Thankful and loved
Jennifer Koos2 comments
This time of year is always hard for me as it is for so many other people as well. This Thanksgiving season is especially hard as it marks one year since we said goodbye to my dad. I have been really set on not even celebrating anything and having a bad attitude about being thankful for anything. (Even though I KNOW I have so many things to be thankful for).
This week I was looking for a voicemail from my dad. It took me a few to go through before I found it. My friend had listened to two little snippets of a couple of them and said “wow, your dad really loved you”. I said “yeah, he really did”. But it didn’t really hit me until later how impactful that statement was to me. Someone who never met my dad could tell from less than a minute of voicemail how much my dad loved me. I realized how lucky I am to have that. To know how my dad felt and know how much he loved me. To have videos and voicemails and texts that remind me how much he loved me. Not just me, but the rest of my family as well.

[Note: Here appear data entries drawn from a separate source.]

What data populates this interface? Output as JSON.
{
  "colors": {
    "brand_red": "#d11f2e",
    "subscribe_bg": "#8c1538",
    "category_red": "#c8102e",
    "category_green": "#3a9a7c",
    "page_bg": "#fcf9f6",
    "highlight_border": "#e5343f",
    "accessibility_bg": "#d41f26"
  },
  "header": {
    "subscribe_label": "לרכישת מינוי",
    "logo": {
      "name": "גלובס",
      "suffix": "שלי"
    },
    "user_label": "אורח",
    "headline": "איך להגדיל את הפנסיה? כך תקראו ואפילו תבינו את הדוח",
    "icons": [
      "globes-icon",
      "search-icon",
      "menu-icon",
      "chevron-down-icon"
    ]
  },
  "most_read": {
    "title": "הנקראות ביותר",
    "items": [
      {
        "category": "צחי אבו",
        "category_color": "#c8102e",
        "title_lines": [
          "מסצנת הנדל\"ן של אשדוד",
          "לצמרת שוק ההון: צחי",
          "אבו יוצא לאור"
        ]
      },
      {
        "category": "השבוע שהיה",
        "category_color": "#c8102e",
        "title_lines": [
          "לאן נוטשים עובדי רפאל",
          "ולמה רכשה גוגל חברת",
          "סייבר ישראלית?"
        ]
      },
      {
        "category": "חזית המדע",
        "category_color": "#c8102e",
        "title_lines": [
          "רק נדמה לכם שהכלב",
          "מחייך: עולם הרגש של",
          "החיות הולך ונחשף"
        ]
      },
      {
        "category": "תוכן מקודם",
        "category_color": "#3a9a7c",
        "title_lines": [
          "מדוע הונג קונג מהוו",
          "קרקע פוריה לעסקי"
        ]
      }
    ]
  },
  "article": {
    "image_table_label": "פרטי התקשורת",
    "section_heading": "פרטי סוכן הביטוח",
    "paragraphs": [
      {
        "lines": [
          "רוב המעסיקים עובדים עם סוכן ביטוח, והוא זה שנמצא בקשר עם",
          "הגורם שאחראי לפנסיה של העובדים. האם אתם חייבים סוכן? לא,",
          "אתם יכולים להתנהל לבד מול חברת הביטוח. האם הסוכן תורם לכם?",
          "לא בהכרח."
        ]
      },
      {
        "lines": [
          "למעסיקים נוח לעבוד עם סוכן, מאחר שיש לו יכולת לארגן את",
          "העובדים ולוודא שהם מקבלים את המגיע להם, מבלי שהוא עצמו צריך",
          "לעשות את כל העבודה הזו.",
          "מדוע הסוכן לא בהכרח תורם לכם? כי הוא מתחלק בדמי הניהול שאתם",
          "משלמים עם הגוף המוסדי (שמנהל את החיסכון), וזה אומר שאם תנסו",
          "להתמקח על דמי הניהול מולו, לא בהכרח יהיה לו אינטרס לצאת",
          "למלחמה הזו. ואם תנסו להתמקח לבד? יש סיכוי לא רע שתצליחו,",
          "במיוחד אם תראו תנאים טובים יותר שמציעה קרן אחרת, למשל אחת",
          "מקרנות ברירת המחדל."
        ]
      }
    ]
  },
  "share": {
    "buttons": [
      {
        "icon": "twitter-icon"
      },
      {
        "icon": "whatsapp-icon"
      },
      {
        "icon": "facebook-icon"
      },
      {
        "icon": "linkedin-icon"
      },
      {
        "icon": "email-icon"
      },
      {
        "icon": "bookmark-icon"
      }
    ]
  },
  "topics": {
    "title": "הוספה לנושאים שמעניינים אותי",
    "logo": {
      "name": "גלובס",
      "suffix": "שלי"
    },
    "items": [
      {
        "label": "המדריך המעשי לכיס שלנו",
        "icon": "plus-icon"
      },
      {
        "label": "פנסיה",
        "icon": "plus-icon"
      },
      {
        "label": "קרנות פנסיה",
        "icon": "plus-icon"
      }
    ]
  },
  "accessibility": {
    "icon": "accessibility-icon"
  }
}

That itself is something to be thankful for.
Even though I hate that he isn’t with us, it’s sometimes hard to watch videos of him, I am so so thankful that I have the reminders and memories he left with us. I’m also so thankful that I know how much he loved all of us. I am thankful for the reminder of that as well.
I hope everyone has a good thanksgiving. Hug your loved ones tight, take pictures and videos, and don’t ever put off the opportunity to tell your loved ones how you feel ❤️
Comments (2)
We had a man tell us that Thanksgiving is his favorite holiday of them all, we asked him why? He told us that with Thanksgiving no body brings gifts, maybe food if you want but you come just as you are and thankful in your heart. That describes your Dad and the way he did life everyday. After all that he had to endure daily, I am astonished how my brother could be so happy. But when I see his children and his grandchildren I understand how he could put everything else out of his mind and just be thankful. I miss him every day and cherish all the texts he sent me, voice mails he left me and I hope someday I can be half the man, christian, father, husband, brother friend that Steven Curtis was. Love you all!
I love the family picture you all have together in this blog. I pray you have a blessed thanksgiving. I need to order my shirt you designed for me too.